Kaonoulu Ranch sold the property in 2005 - subject to the Land Use Commission's conditions - to Maui Industrial Partners. Maui Industrial Partners in turn sold three-fourths of the property in 2010 to Piilani Promenade North LLC and Piilani Promenade South LLC. (The registered business addresses for Piilani Promenade North and South are the same Skypark Circle address in Irvine as Eclipse Development Group.)
The remaining one-fourth was retained for workforce housing units for the Wailea 670 project.
Honolulu attorney Jonathan Steiner, who represents Piilani Promenade North and South, said that he was unable to comment on the Office of Planning's response.
Steiner said he would be filing a response to the community groups' original motion before Monday's deadline.

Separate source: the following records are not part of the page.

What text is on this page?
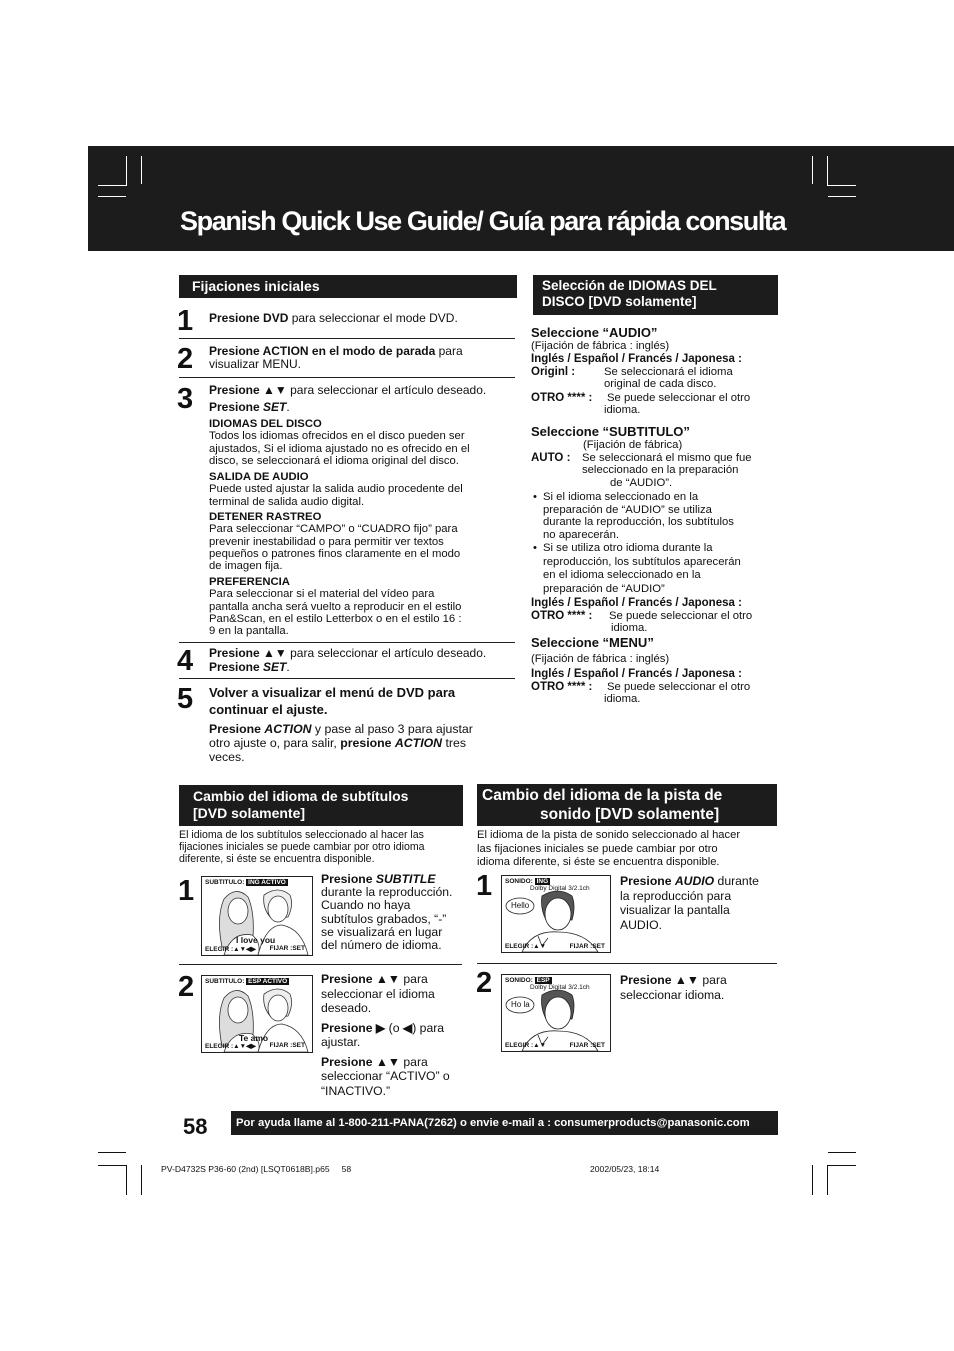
Spanish Quick Use Guide/ Guía para rápida consulta
Fijaciones iniciales
1 Presione DVD para seleccionar el mode DVD.
2 Presione ACTION en el modo de parada para
visualizar MENU.
3 Presione ▲▼ para seleccionar el artículo deseado.
Presione SET.
IDIOMAS DEL DISCO
Todos los idiomas ofrecidos en el disco pueden ser
ajustados, Si el idioma ajustado no es ofrecido en el
disco, se seleccionará el idioma original del disco.
SALIDA DE AUDIO
Puede usted ajustar la salida audio procedente del
terminal de salida audio digital.
DETENER RASTREO
Para seleccionar “CAMPO” o “CUADRO fijo” para
prevenir inestabilidad o para permitir ver textos
pequeños o patrones finos claramente en el modo
de imagen fija.
PREFERENCIA
Para seleccionar si el material del vídeo para
pantalla ancha será vuelto a reproducir en el estilo
Pan&Scan, en el estilo Letterbox o en el estilo 16 :
9 en la pantalla.
4 Presione ▲▼ para seleccionar el artículo deseado.
Presione SET.
5 Volver a visualizar el menú de DVD para
continuar el ajuste.
Presione ACTION y pase al paso 3 para ajustar
otro ajuste o, para salir, presione ACTION tres
veces.
Selección de IDIOMAS DEL
DISCO [DVD solamente]
Seleccione “AUDIO”
(Fijación de fábrica : inglés)
Inglés / Español / Francés / Japonesa :
Originl :	Se seleccionará el idioma
original de cada disco.
OTRO **** : Se puede seleccionar el otro
idioma.
Seleccione “SUBTITULO”
(Fijación de fábrica)
AUTO : Se seleccionará el mismo que fue
seleccionado en la preparación
de “AUDIO”.
• Si el idioma seleccionado en la
preparación de “AUDIO” se utiliza
durante la reproducción, los subtítulos
no aparecerán.
• Si se utiliza otro idioma durante la
reproducción, los subtítulos aparecerán
en el idioma seleccionado en la
preparación de “AUDIO”
Inglés / Español / Francés / Japonesa :
OTRO **** : Se puede seleccionar el otro
idioma.
Seleccione “MENU”
(Fijación de fábrica : inglés)
Inglés / Español / Francés / Japonesa :
OTRO **** : Se puede seleccionar el otro
idioma.
Cambio del idioma de subtítulos
[DVD solamente]
El idioma de los subtítulos seleccionado al hacer las
fijaciones iniciales se puede cambiar por otro idioma
diferente, si éste se encuentra disponible.
1 SUBTITULO: ING ACTIVO
I love you
ELEGIR :▲▼◀▶ FIJAR :SET
Presione SUBTITLE
durante la reproducción.
Cuando no haya
subtítulos grabados, “-”
se visualizará en lugar
del número de idioma.
2 SUBTITULO: ESP ACTIVO
Te amo
ELEGIR :▲▼◀▶ FIJAR :SET
Presione ▲▼ para
seleccionar el idioma
deseado.
Presione ▶ (o ◀) para
ajustar.
Presione ▲▼ para
seleccionar “ACTIVO” o
“INACTIVO.”
Cambio del idioma de la pista de
sonido [DVD solamente]
El idioma de la pista de sonido seleccionado al hacer
las fijaciones iniciales se puede cambiar por otro
idioma diferente, si éste se encuentra disponible.
1 SONIDO: ING
Dolby Digital 3/2.1ch
Hello
ELEGIR :▲▼	FIJAR :SET
Presione AUDIO durante
la reproducción para
visualizar la pantalla
AUDIO.
2 SONIDO: ESP
Dolby Digital 3/2.1ch
Ho la
ELEGIR :▲▼	FIJAR :SET
Presione ▲▼ para
seleccionar idioma.
58	Por ayuda llame al 1-800-211-PANA(7262) o envie e-mail a : consumerproducts@panasonic.com
PV-D4732S P36-60 (2nd) [LSQT0618B].p65     58	2002/05/23, 18:14
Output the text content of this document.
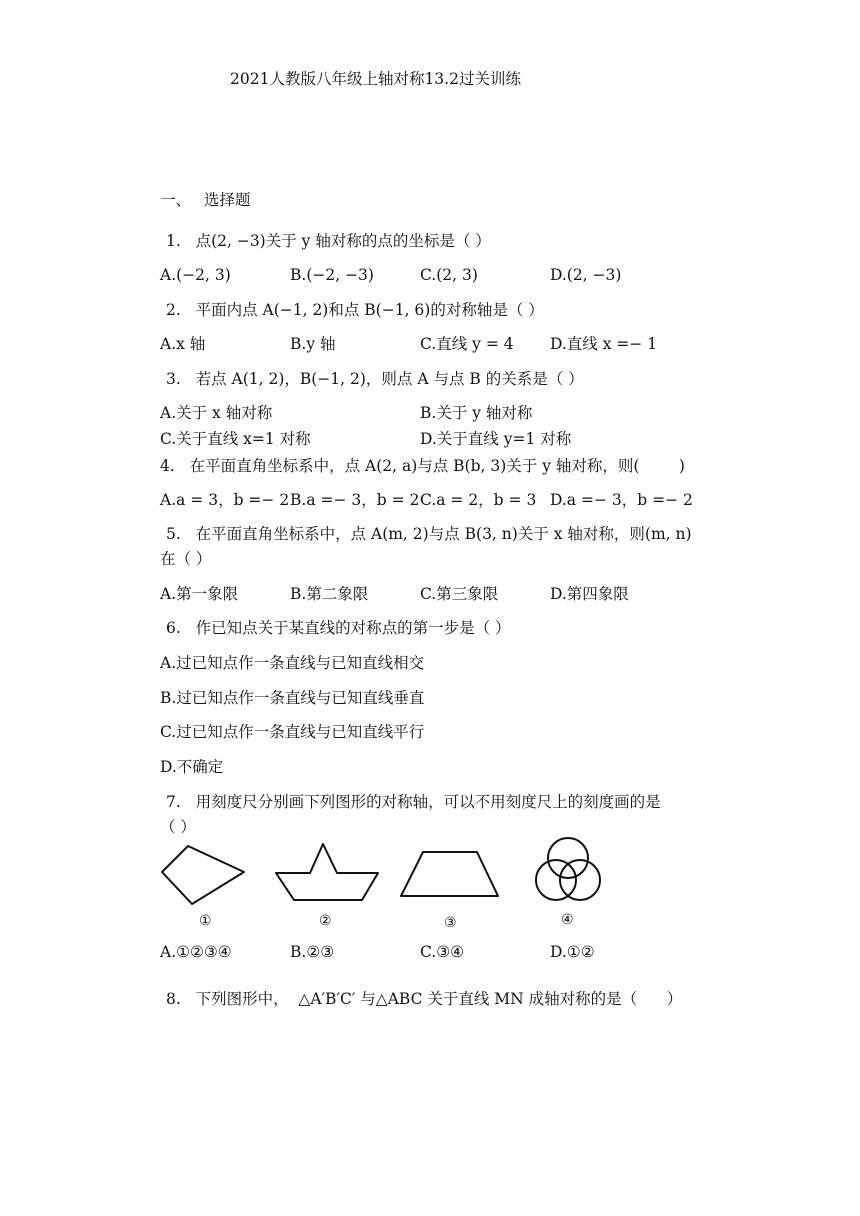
2021人教版八年级上轴对称13.2过关训练
一、 选择题
1.   点(2, −3)关于 y 轴对称的点的坐标是（ ）
A.(−2, 3)	B.(−2, −3)	C.(2, 3)	D.(2, −3)
2.   平面内点 A(−1, 2)和点 B(−1, 6)的对称轴是（ ）
A.x 轴	B.y 轴	C.直线 y = 4 D.直线 x =− 1
3.   若点 A(1, 2)，B(−1, 2)，则点 A 与点 B 的关系是（ ）
A.关于 x 轴对称	B.关于 y 轴对称
C.关于直线 x=1 对称	D.关于直线 y=1 对称
4.   在平面直角坐标系中，点 A(2, a)与点 B(b, 3)关于 y 轴对称，则(        )
A.a = 3，b =− 2 B.a =− 3，b = 2 C.a = 2，b = 3 D.a =− 3，b =− 2
5.   在平面直角坐标系中，点 A(m, 2)与点 B(3, n)关于 x 轴对称，则(m, n)
在（ ）
A.第一象限	B.第二象限	C.第三象限	D.第四象限
6.   作已知点关于某直线的对称点的第一步是（ ）
A.过已知点作一条直线与已知直线相交
B.过已知点作一条直线与已知直线垂直
C.过已知点作一条直线与已知直线平行
D.不确定
7.   用刻度尺分别画下列图形的对称轴，可以不用刻度尺上的刻度画的是
（ ）
①	②	③	④
A.①②③④	B.②③	C.③④	D.①②
8.   下列图形中，  △A′B′C′ 与△ABC 关于直线 MN 成轴对称的是（      ）
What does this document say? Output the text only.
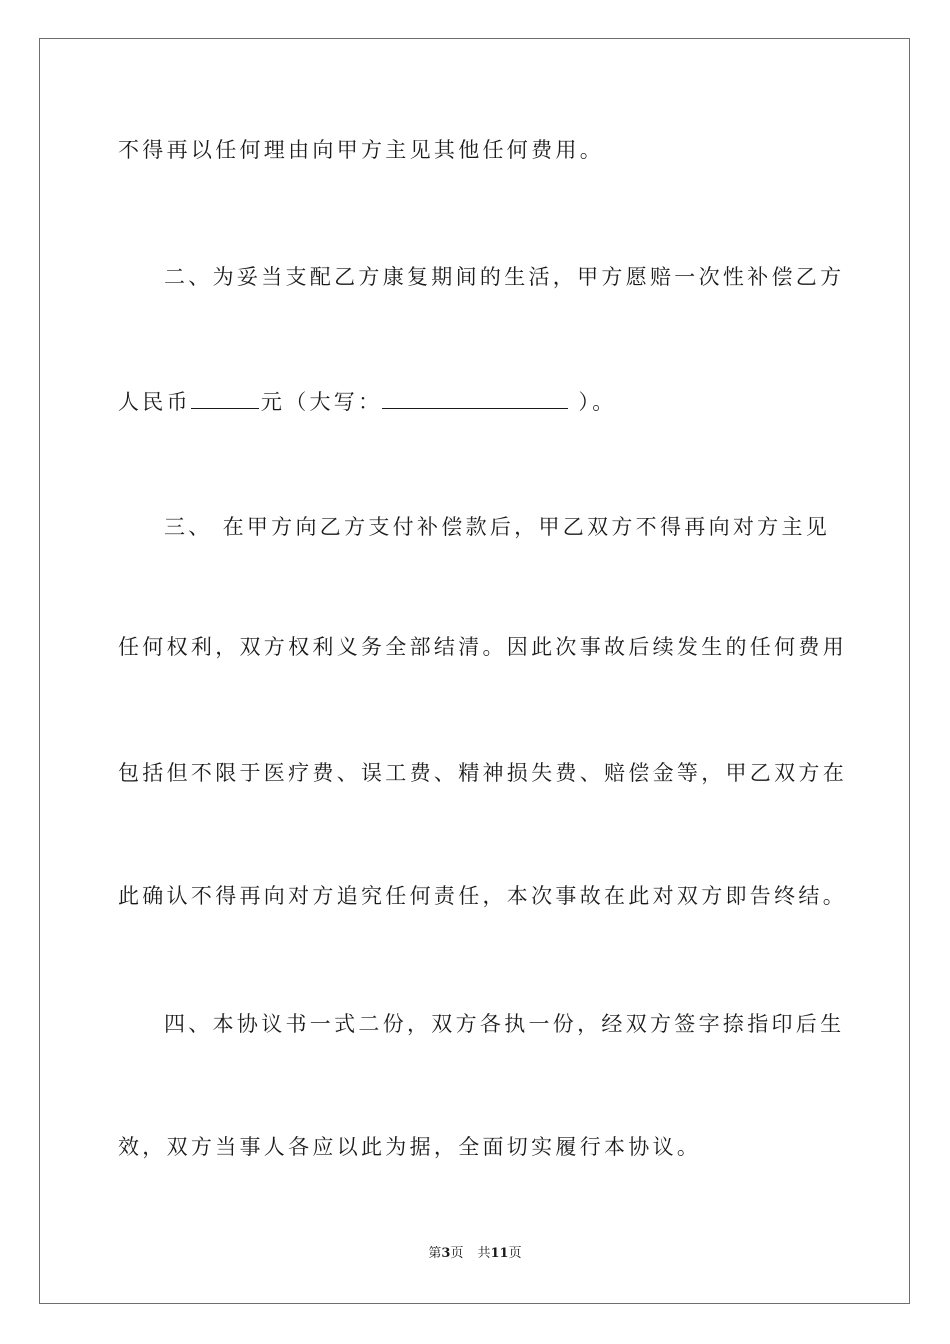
不得再以任何理由向甲方主见其他任何费用。
二、为妥当支配乙方康复期间的生活，甲方愿赔一次性补偿乙方
人民币	元（大写：	）。
三、 在甲方向乙方支付补偿款后，甲乙双方不得再向对方主见
任何权利，双方权利义务全部结清。因此次事故后续发生的任何费用
包括但不限于医疗费、误工费、精神损失费、赔偿金等，甲乙双方在
此确认不得再向对方追究任何责任，本次事故在此对双方即告终结。
四、本协议书一式二份，双方各执一份，经双方签字捺指印后生
效，双方当事人各应以此为据，全面切实履行本协议。
第3页 共11页
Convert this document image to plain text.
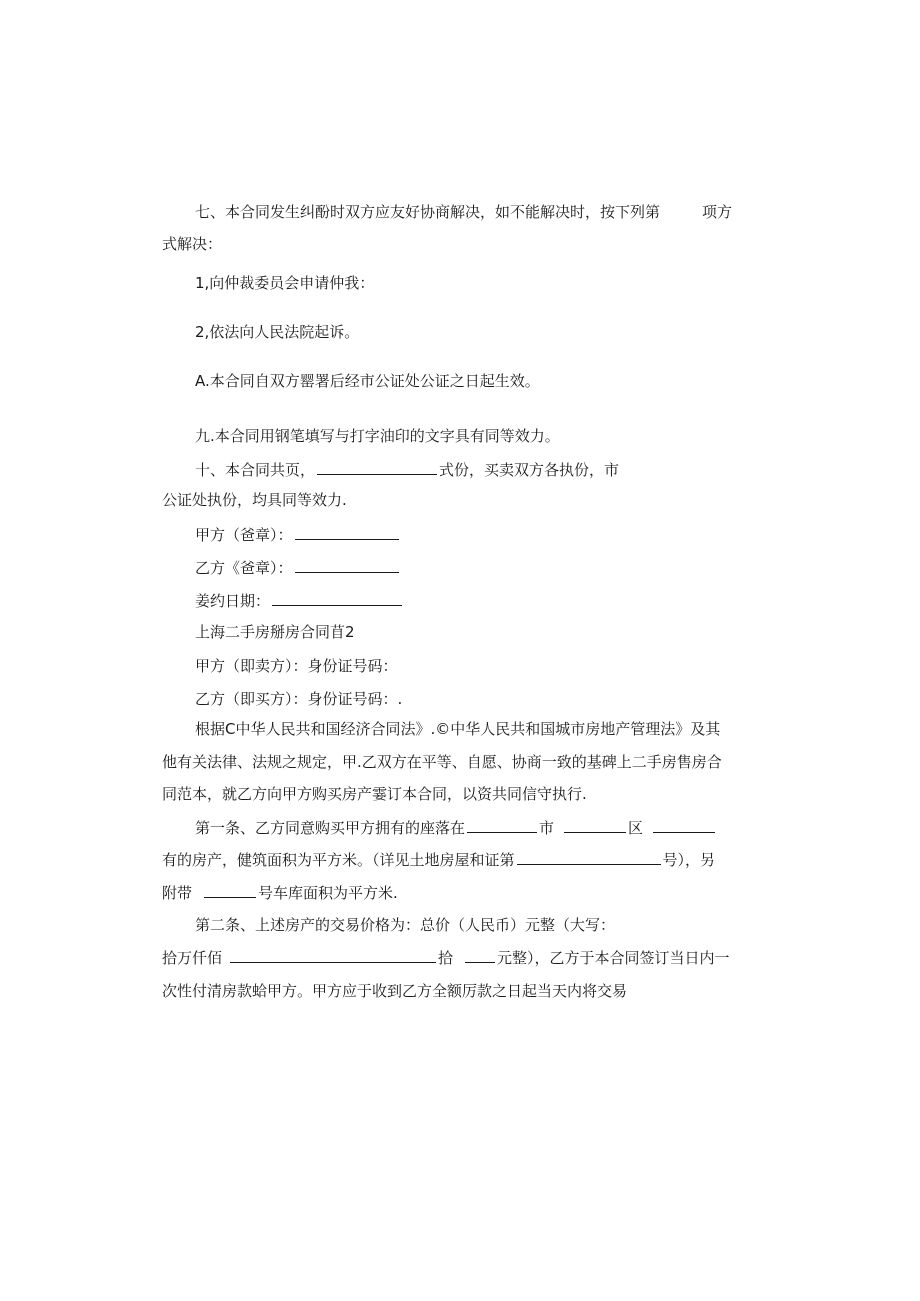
七、本合同发生纠酚时双方应友好协商解决，如不能解决时，按下列第	项方
式解决：
1,向仲裁委员会申请仲我：
2,依法向人民法院起诉。
A.本合同自双方罂署后经市公证处公证之日起生效。
九.本合同用钢笔填写与打字油印的文字具有同等效力。
十、本合同共页，	式份，买卖双方各执份，市
公证处执份，均具同等效力.
甲方（爸章）：
乙方《爸章）：
姜约日期：
上海二手房掰房合同苜2
甲方（即卖方）：身份证号码：
乙方（即买方）：身份证号码：.
根据C中华人民共和国经济合同法》.©中华人民共和国城市房地产管理法》及其
他有关法律、法规之规定，甲.乙双方在平等、自愿、协商一致的基碑上二手房售房合
同范本，就乙方向甲方购买房产霎订本合同，以资共同信守执行.
第一条、乙方同意购买甲方拥有的座落在	市	区
有的房产，健筑面积为平方米。（详见土地房屋和证第	号），另
附带	号车库面积为平方米.
第二条、上述房产的交易价格为：总价（人民币）元整（大写：
拾万仟佰	拾	元整），乙方于本合同签订当日内一
次性付清房款蛤甲方。甲方应于收到乙方全额厉款之日起当天内将交易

Souki's recommendation noted that the LUC, in approving the industrial park, determined that the project "would conform with the proposed light industrial designation for the property." He cited light industrial uses as warehousing, light assembly and service and craft-type industrial operations.
Charlie Jencks, a liaison for the Eclipse projects, previously told The Maui News that the approved zoning for the property allows for mixed uses, including commercial.
Souki noted in his recommendation that the LUC accepted a market study for the property that focused on future needs for additional light industrial uses. No new studies have been submitted to the LUC for retail and residential uses.
"The market study did not draw conclusions regarding the project's ability to fill a need in the residential market or even in the commercial market," Souki said. "It is not certain if the change . . . to apartment buildings and two large shopping malls affected the original analyses regarding traffic, job creation, scenic impacts, energy use, water use, solid waste, traffic or wastewater."
While changes in land use are not unheard of, Souki said landowners typically file amendments with the Land Use Commission to do so.
"The LUC and the parties are then given an opportunity to look at the new proposed use, determine whether the requirements for reclassification have still been met, and consider whether additional or different conditions should be imposed," he said. "In this case, (the landowner) has not filed a motion to amend."
Separately, the three parties also have appealed to the county Board of Variances & Appeals over two grading permits the Department of Public Works issued in April for the planned malls.
The board has set a hearing date of July 27 to hear a motion by the county to dismiss that appeal.
Deputy Corporation Counsel Jane Lovell, representing the Department of Public Works, said that the county believes that a third party cannot appeal the issuance of a grading permit, meaning the board would not have jurisdiction.